Dans les années qui suivent, Mikhaïl Bakounine déploie une grande activité. Toujours préoccupé par les questions politiques et nationales, il fait paraître de nombreuses brochures, dont Aux amis russes, polonais, et à tous les amis slaves en 1862. L’année suivante, alors qu’éclate un nouveau soulèvement en Pologne, Bakounine s’embarque pour Stockholm, le 21 février 1863, d’où il espère pouvoir passer en Lituanie et, de là, mobiliser les énergies en vue de généraliser la rébellion à l’ensemble du monde slave. En vain. Successivement à Londres et à Paris, où il rencontre une dernière fois Marx et Proudhon, Bakounine est également en Italie. Après un second voyage en Suède, il se fixe à Florence puis à Naples à partir du mois d’octobre 1865. Dans la péninsule en marche vers son unité, Bakounine fonde en 1866 avec quelques amis italiens une organisation clandestine appelée Alliance des révolutionnaires socialistes, qui se transforme le 25 septembre 1868 en Alliance internationale de la démocratie sociale. Une brochure publiée l’année précédente, Fédéralisme, Socialisme et Anti-Théologisme, résume le programme politique de ceux qui se nomment entre eux " Frères ". Dans ce texte, Mikhaïl Bakounine insiste sur la nécessité de rompre avec l’ " esclavage du divin ". Afin d’exposer ses idées et de leur donner un plus grand retentissement, le théoricien se rend à Genève, au mois de septembre 1867, afin d’assister au premier congrès de la Ligue de la Paix et de la Liberté. Il adhère d’ailleurs au mouvement et s’installe à Clarens, sur les bords du lac Leman, afin d’assister plus commodément aux séances du Comité. L’année suivante, Bakounine rompt néanmoins avec celui-ci, estimant que la liberté et la paix ne peuvent s’accomplir que dans la justice sociale, autrement dit par la voie du socialisme.

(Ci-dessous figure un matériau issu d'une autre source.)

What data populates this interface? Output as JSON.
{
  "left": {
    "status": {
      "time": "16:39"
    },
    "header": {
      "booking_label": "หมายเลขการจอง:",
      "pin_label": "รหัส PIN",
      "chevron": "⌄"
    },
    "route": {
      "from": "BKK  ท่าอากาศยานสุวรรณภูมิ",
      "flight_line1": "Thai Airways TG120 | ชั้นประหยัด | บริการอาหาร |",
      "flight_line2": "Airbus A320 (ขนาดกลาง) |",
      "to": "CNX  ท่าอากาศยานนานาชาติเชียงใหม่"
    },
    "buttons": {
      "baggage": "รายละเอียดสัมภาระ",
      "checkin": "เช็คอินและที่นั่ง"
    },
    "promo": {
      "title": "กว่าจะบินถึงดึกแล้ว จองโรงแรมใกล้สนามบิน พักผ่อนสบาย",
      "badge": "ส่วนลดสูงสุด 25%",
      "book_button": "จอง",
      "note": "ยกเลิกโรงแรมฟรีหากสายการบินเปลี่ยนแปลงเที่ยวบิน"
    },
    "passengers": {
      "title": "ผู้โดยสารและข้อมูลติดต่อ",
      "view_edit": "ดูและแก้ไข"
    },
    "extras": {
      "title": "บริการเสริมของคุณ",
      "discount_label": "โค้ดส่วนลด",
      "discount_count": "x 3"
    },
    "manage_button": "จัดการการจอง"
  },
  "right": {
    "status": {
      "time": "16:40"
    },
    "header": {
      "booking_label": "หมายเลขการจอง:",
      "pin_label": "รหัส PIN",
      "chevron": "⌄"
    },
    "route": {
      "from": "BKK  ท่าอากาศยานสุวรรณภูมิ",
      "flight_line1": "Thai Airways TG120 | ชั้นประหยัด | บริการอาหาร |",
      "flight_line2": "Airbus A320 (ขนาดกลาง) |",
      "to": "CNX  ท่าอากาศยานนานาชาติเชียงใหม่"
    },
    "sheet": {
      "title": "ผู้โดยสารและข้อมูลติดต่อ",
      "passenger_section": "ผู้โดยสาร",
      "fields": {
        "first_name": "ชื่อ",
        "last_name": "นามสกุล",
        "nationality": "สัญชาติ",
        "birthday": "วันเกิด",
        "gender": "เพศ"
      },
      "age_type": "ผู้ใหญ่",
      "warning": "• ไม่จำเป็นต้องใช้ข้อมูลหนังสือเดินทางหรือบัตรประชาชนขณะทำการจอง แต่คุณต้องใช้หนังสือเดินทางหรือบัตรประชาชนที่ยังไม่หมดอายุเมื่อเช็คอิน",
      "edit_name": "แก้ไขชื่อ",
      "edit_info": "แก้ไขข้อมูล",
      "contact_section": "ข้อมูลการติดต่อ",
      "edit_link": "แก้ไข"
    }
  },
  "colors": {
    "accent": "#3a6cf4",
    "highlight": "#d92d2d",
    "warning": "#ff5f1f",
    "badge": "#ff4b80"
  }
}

Au mois de juin 1868, le révolutionnaire adhère ainsi à l’Internationale et entre dans sa section genevoise, ce qui entraîne la dissolution de l’Alliance au mois de janvier 1869. Il s’installe alors à Genève au mois de septembre 1868. Au sein de l’association ouvrière, où l’on réfléchie à l’époque sur la forme que doit prendre la propriété collective, Bakounine occupe une place de plus en plus importante, devenant ainsi le principal rédacteur de L’Égalité, organe de la Fédération romande. Au cours de l’été 1869, il donne plusieurs articles où sont exposés sa conception fédéraliste et libertaire du socialisme. Au mois de septembre 1869, se tient ensuite à Bâle le quatrième congrès de l’Internationale. Alors que les délégués présents se prononcent pour l’abolition de la propriété individuelle du sol, Bakounine combat avec succès la thèse marxiste du Conseil général à propos du droit d’héritage, en prônant son abolition pure et simple. Le 30 octobre suivant, il quitte Genève pour s’établir à Locarno, faisant la rencontre de Netchaïev, l’exalté, et commençant la traduction en russe de l’ouvrage de Karl Marx, Le Capital. Par ses agissements – de nouvelles calomnies à propos des liens secrets qu’entretiendraient Mikhaïl Bakounine avec le gouvernement russe -, ce dernier parvient à rompre l’unité de la Fédération romande et à exclure son rival de la section genevoise au mois d’août 1870.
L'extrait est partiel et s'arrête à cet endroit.